Cette dernière sera enclin à collaborer avec des partenaires ayant le même objectif ou eux-mêmes influencés par cette dernière. En effet, cela peut générer un phénomène de miroir et inspirer d’autres entreprises à s’associer à une mission sociale ou environnementale notamment en communiquant ses valeurs. 

De surcroit, certains investisseurs se tournent davantage vers les entreprises ayant un « intérêt général » qui est une qualité associée à la performance économique, financière et à la stabilité.  

Amélioration de la performance économique

Les sociétés à mission misent davantage sur une performance à long terme, ce qui peut participer à leur pérennité, notamment grâce à l’innovation. 

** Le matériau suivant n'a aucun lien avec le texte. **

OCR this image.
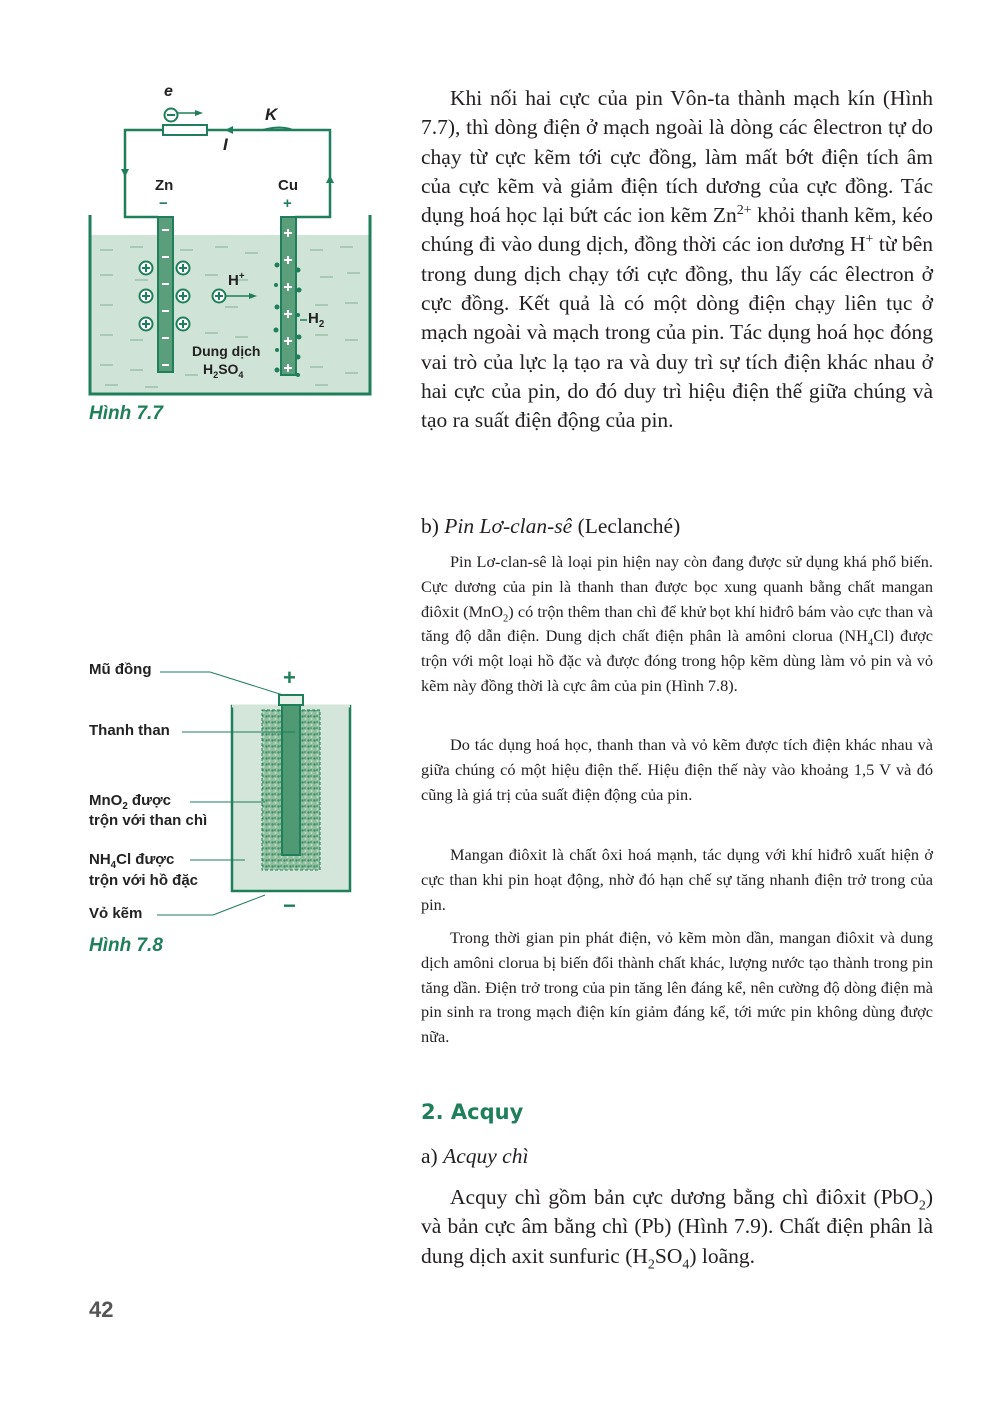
e
K
I
Zn	Cu
−	+
H+
$H_2$
Dung dịch
$H_2SO_4$
Hình 7.7
Mũ đồng	+
Thanh than
MnO$_2$ được
trộn với than chì
$NH_4Cl$ được
trộn với hồ đặc
−
Vỏ kẽm
Hình 7.8

Khi nối hai cực của pin Vôn-ta thành mạch kín (Hình 7.7), thì dòng điện ở mạch ngoài là dòng các êlectron tự do chạy từ cực kẽm tới cực đồng, làm mất bớt điện tích âm của cực kẽm và giảm điện tích dương của cực đồng. Tác dụng hoá học lại bứt các ion kẽm $Zn^{2+}$ khỏi thanh kẽm, kéo chúng đi vào dung dịch, đồng thời các ion dương H+ từ bên trong dung dịch chạy tới cực đồng, thu lấy các êlectron ở cực đồng. Kết quả là có một dòng điện chạy liên tục ở mạch ngoài và mạch trong của pin. Tác dụng hoá học đóng vai trò của lực lạ tạo ra và duy trì sự tích điện khác nhau ở hai cực của pin, do đó duy trì hiệu điện thế giữa chúng và tạo ra suất điện động của pin.

b) Pin Lơ-clan-sê (Leclanché)

Pin Lơ-clan-sê là loại pin hiện nay còn đang được sử dụng khá phổ biến. Cực dương của pin là thanh than được bọc xung quanh bằng chất mangan điôxit (MnO$_2$) có trộn thêm than chì để khử bọt khí hiđrô bám vào cực than và tăng độ dẫn điện. Dung dịch chất điện phân là amôni clorua $(NH_4Cl)$ được trộn với một loại hồ đặc và được đóng trong hộp kẽm dùng làm vỏ pin và vỏ kẽm này đồng thời là cực âm của pin (Hình 7.8).

Do tác dụng hoá học, thanh than và vỏ kẽm được tích điện khác nhau và giữa chúng có một hiệu điện thế. Hiệu điện thế này vào khoảng 1,5 V và đó cũng là giá trị của suất điện động của pin.

Mangan điôxit là chất ôxi hoá mạnh, tác dụng với khí hiđrô xuất hiện ở cực than khi pin hoạt động, nhờ đó hạn chế sự tăng nhanh điện trở trong của pin.

Trong thời gian pin phát điện, vỏ kẽm mòn dần, mangan điôxit và dung dịch amôni clorua bị biến đổi thành chất khác, lượng nước tạo thành trong pin tăng dần. Điện trở trong của pin tăng lên đáng kể, nên cường độ dòng điện mà pin sinh ra trong mạch điện kín giảm đáng kể, tới mức pin không dùng được nữa.

2. Acquy
a) Acquy chì

Acquy chì gồm bản cực dương bằng chì điôxit (PbO$_2$) và bản cực âm bằng chì (Pb) (Hình 7.9). Chất điện phân là dung dịch axit sunfuric $(H_2SO_4)$ loãng.

42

Protection contre les rachats hostiles

Les dirigeants peuvent s’opposer à certaines offres publiques, notamment dans le cadre d’une offre publique d’achat, en argumentant une « incompatibilité existentielle ». 

Amélioration de la marque employeur

Pour les salariés, cet objet peut déclencher un levier de motivation et donc de performance. 

D’après une étude établie par BNP Paribas et The Boson Project, une partie des salariés de générations Y et Z sont davantage séduits par une entreprise possédant une valeur éthique.  

Une entreprise ayant la qualité de société à mission fidélise non seulement ses clients mais également ses salariés cherchant un sens à leur activité. Encore une fois, cela contribue à la marque employeur et à l’image de marque. 

  1. La réussite des sociétés à mission 

Il est certain que cette qualité séduit un nombre croissant d’entreprises.  

En effet, en France, on compte 505 sociétés à mission en 2021, alors qu’elles n’étaient que 207 en 2020. L’attractivité de ce modèle juridique est alors démontrée. 

Tous les avantages suscités expliquent pourquoi des entreprises se tournent vers la qualification de société à mission. 

De surcroit, ces dernières sont de plus en plus sensibilisées aux questions sociétales, environnementales ou sociales.  

Ainsi, même si certaines entreprises ne se tournent pas vers la société à mission, elles mettent en œuvre des projets et démarches audacieuses. Cela peut notamment se traduire par des projets de responsabilité sociétale des entreprises (RSE).